Kots met krenten

Er valt nog veel te leren. Over ‘t leven in het algemeen. Over kots in ‘t bijzonder. Kotsen, ja. Ik heb nog even overwogen om spugen of overgeven neer te zetten, maar dat kwam gewoonweg niet in de buurt. Met drie lessen in twee weken heb ik mijn kotscertificaat in elk geval binnen.

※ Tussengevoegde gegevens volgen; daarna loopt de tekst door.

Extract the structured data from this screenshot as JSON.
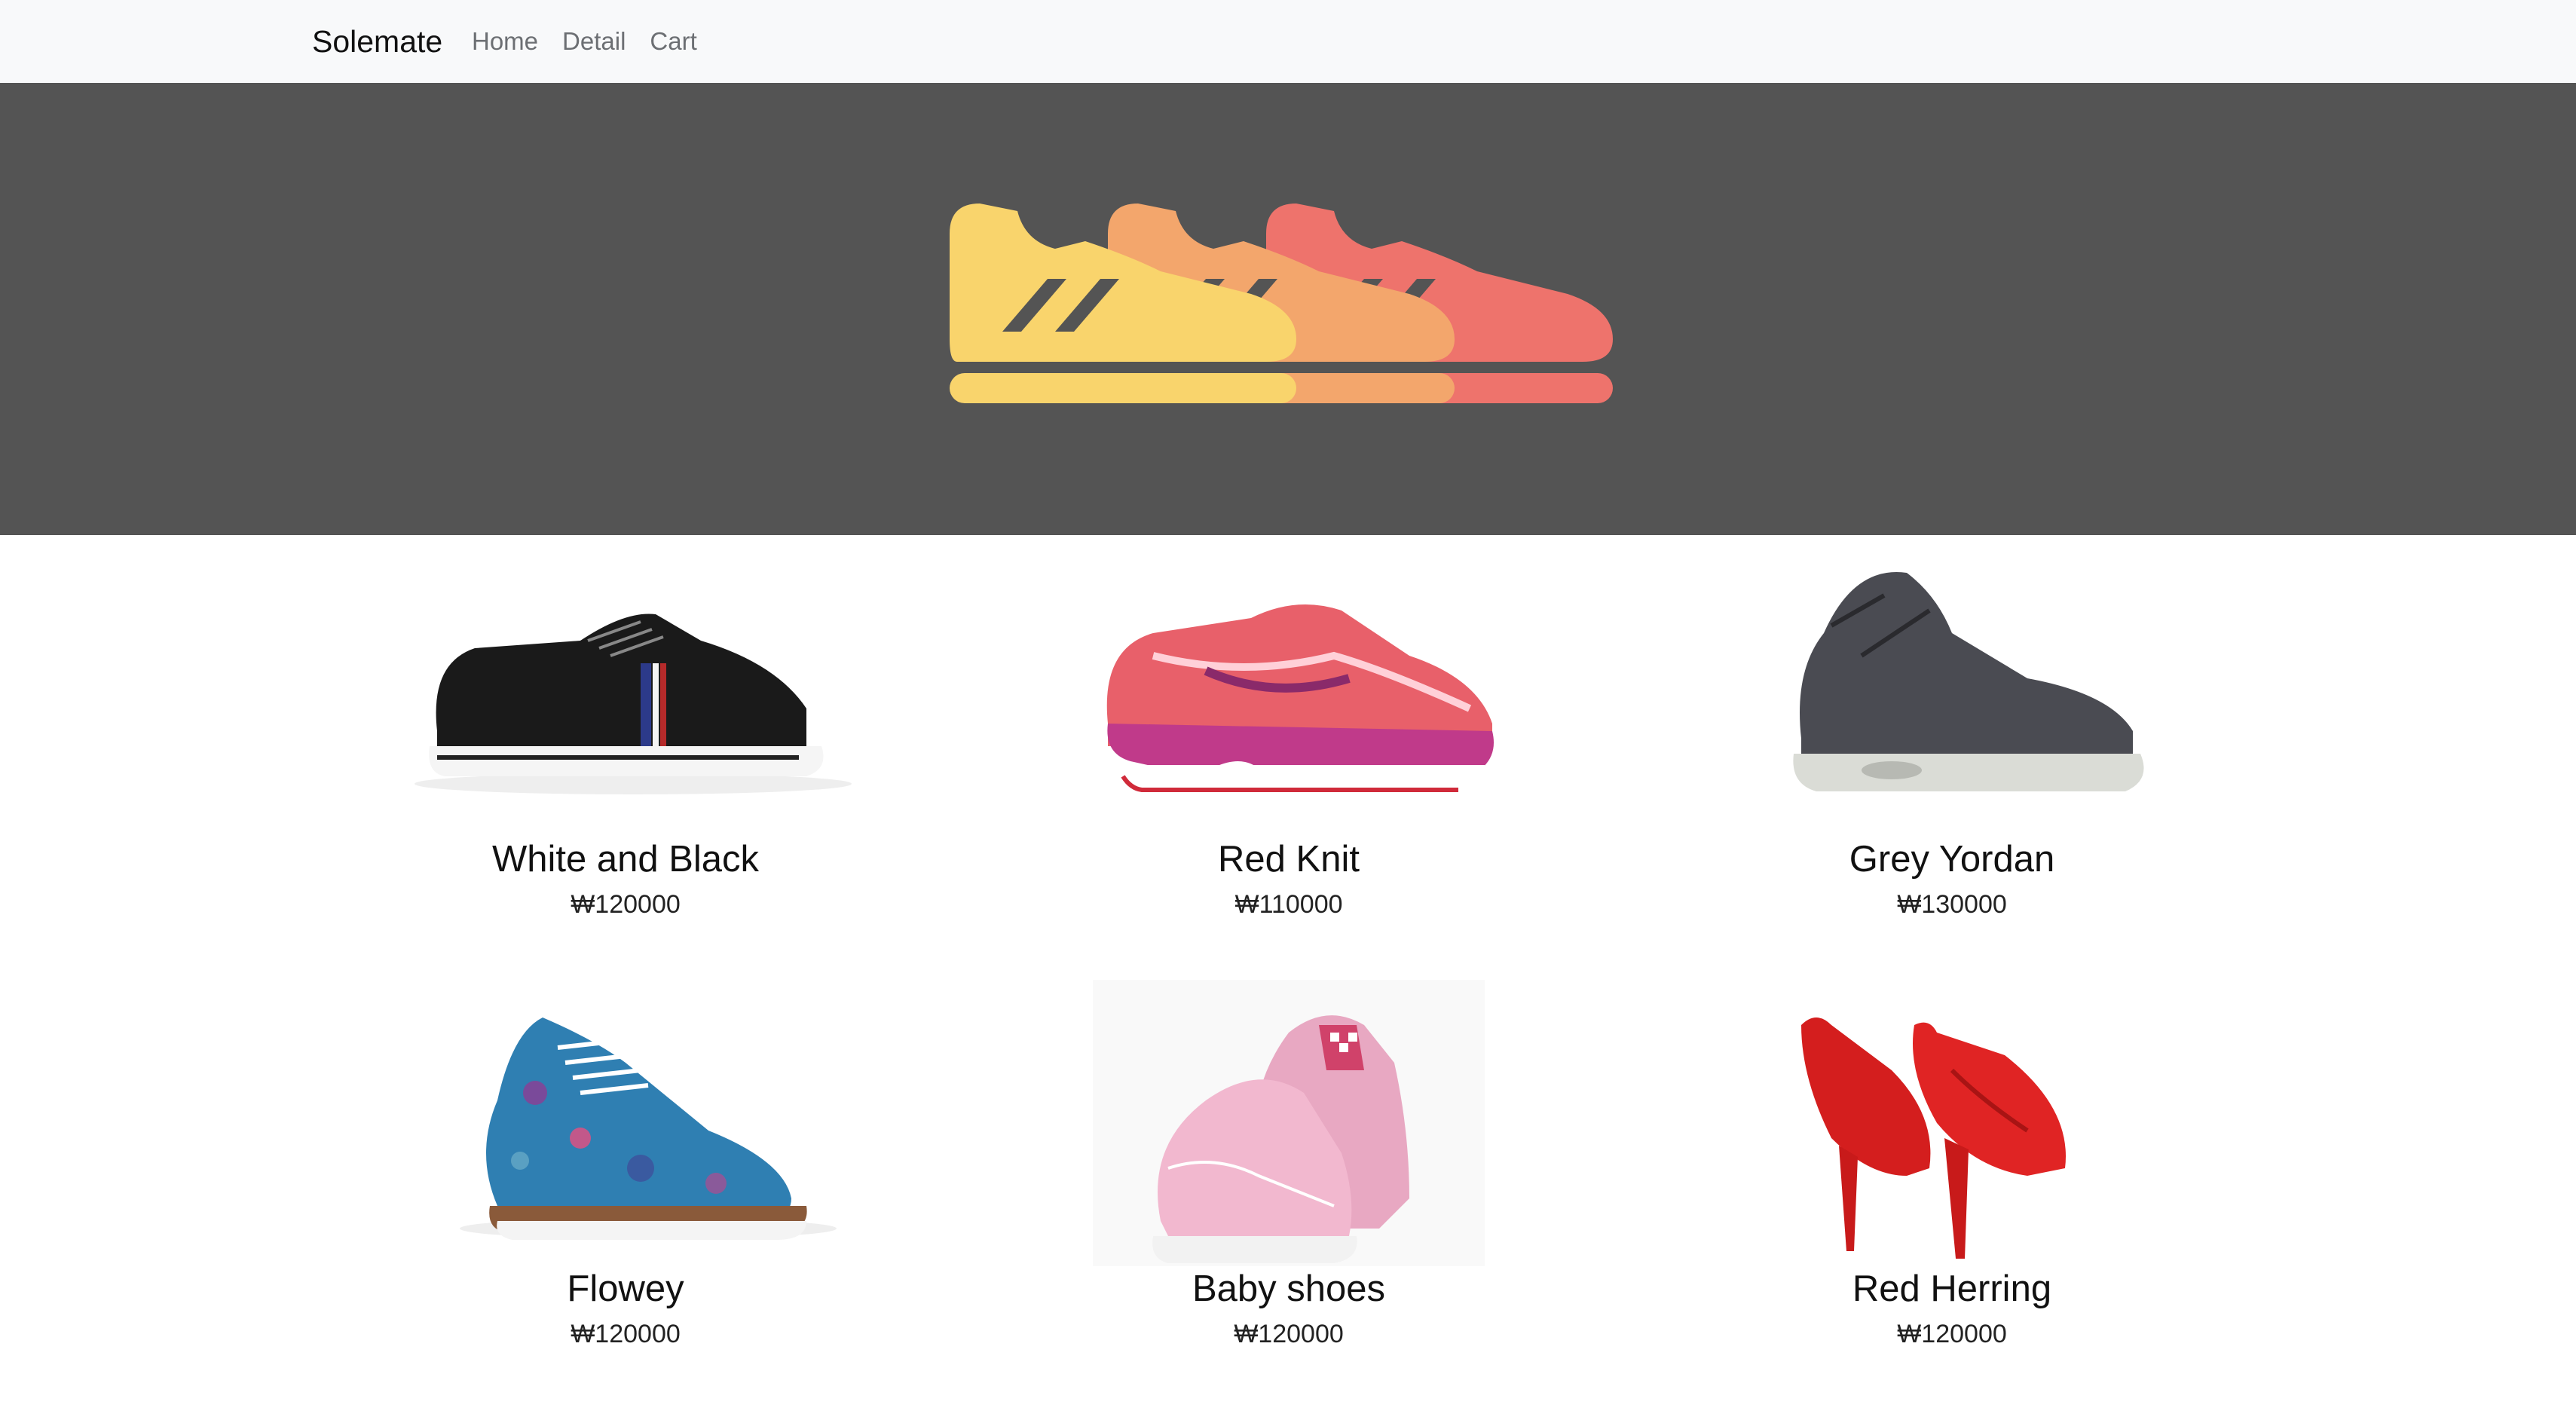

Tot tien dagen terug had ik er dus werkelijk geen flauw benul van dat je als peuter ineens je vijftien patatjes en je frikadel eruit kunt kotsen als je in bad een beetje gek doet met water. Slokje nemen, sproeien, slokje nemen, in de wangen knijpen, slokje nemen, je verslikken en dan dus de hele mikmak eruit gooien tot en met gal aan toe. Ik kon me daarbij wel indenken het uitzicht hierop terwijl je zelf voor het eerst in een week rustig staat teKotsen bad douchen de mate van ontspanning toch wel behoorlijk laat dalen. Dat blijkt te kloppen. Ik leerde ook meteen dat de vaak genoemde verdeling tussen poep/plas of kots opruimen binnen een huis (zowel bij kinderen als huisdieren) hiermee voor de aankomende vijftig jaar onherroepelijk vaststaat, want Peters dappere poging om onder luid kokhalzen de zompige stukken patat uit bad te vissen heb ik snel afgedaan met een ‘laat maar joh, ik doe het zo wel’.

Helaas was de stop ondertussen al uit het bad gehaald, zodat ik minutenlang om en om met speeksel en water volgezogen frikadel en patat uit het putje kon vissen (en let wel: ik ben zo iemand die een vers, net gesneden stukje paprika het liefst met een vork uit de gootsteen vist. En dan alleen als ik al het mogelijke heb gedaan om sowieso te voorkomen dat er ook maar iets van eten in een gootsteen terecht komt).

Wat ik ook niet wist: dat baby’s van negen maanden oud al echt kunnen kotsen. Niks geen mondje melk teruggeven, geen verslikking met wat spuug erbij, nee…gewoon de complete lunch en avondmaaltijd uitgespreid over Aarons mooie, zorgvuldig verschoonde ledikant. Wat ik wel meteen wist: hoe laat het was toen Peter ‘Kareeeeeen…’ riep. En wat ik achteraf ook wel wist: dat zo’n wasmachine een handvol ongekauwde krenten niet zomaar in het niets zou laten verdwijnen. En dat ik die dus nog eens stuk voor stuk uit het manchet* kon gaan vissen – gelukkig nog wel steeds overtuigd van het feit dat ik bij vooraf uitkloppen of leeghalen van de lakens zelf waarschijnlijk ook wat naar boven had voelen komen en dat deze oplossing dus de beste was. Dit waren tenminste nog krenten met lavendelgeur en bovendien lagen ze niet in een plakkerige brei. Ik bekijk de zaken graag positief.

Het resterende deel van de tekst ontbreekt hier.